At its core, the plausibility of having a dignified career in higher education has eroded for the same reason that everyone from skilled manufacturing workers to cab drivers to writers have woken up and found that their slice of the American dream has been canceled: if money is everything, and everything is a business, then full-time jobs must be taken off the books as fast as possible. Absent any countervailing impulse to assign value to these jobs above and beyond their raw labor cost, this trend will only continue. At Santa Fe College, and at colleges throughout the country, “they are governed by people who look at higher education as business management heads would look at any operation,” Kate Murray says. “Of course they hire more adjuncts. They get it for cheaper. That’s the smart thing to do if you look at it according to a business model. In my humble opinion, there’s a lot more to it than pooping out employees for local industries.”
I grew up in Florida. It is now considered a purple state, but its red roots run deep. Large scale successful labor organizing in such a place is a sign that the situation has gotten very, very bad. Many of the adjunct professors I spoke to in Florida are not particularly radical people. They are normal people who are able to see that things have gotten out of control. Their students are too busy with their own lives; their full-time colleagues are desperately trying to hang on to what they have; their schools are trying to slash teaching costs, consequences be damned; their elected officials will not stop worshiping at the altar of tax cuts. Yet in a world of growing inequality, the value of a college degree remains high. The students will keep coming, but the job of teaching them will get ever more dispiriting. It is a system that is balanced on the backs of adjuncts—highly educated, poorly paid idealists. That is a recipe for 10,000 new union members. When the Ph.D’s can’t make a living, what hope is there for the rest of us?

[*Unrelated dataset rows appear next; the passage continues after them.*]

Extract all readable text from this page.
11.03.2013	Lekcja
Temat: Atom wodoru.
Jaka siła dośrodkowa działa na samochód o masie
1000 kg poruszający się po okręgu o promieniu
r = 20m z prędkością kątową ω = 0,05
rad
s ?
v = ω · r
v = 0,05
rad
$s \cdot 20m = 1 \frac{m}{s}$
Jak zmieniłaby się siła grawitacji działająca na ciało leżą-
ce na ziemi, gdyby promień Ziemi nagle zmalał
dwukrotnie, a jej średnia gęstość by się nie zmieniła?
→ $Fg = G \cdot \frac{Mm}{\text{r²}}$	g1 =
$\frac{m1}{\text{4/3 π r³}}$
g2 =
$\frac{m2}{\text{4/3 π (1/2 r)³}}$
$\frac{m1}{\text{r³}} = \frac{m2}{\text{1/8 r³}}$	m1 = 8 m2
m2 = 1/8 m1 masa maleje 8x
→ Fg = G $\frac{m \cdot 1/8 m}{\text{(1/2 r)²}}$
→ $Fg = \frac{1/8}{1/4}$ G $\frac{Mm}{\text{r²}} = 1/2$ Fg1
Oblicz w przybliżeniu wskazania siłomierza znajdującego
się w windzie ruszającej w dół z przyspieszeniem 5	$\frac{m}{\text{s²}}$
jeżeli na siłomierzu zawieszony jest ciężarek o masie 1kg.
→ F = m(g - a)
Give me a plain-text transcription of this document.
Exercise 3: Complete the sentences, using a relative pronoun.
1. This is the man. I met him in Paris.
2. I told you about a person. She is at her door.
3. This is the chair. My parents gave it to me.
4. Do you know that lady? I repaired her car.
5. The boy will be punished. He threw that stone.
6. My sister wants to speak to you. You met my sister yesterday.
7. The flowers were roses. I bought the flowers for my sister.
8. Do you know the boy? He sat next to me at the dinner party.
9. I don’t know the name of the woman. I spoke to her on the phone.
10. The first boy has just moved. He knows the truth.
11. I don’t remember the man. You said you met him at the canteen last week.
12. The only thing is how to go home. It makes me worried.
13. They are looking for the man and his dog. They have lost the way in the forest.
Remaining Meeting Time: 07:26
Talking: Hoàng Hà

Adjuncts are well aware that they sit at the bottom of a sprawling academic food chain. They are well aware that the rational solution would be for them to join with the administrators, and the full-time professors, and the students, and the parents, and head to Tallahassee and to Washington to demand more funding for their schools. But for now, all they can see are the feet of everyone above them, stepping on their heads.
“We love what we do. We couldn’t do it if we didn’t,” says Renee Zelden, sitting in a union office that she spent precious gas money to drive to. “But it’s a hard life.”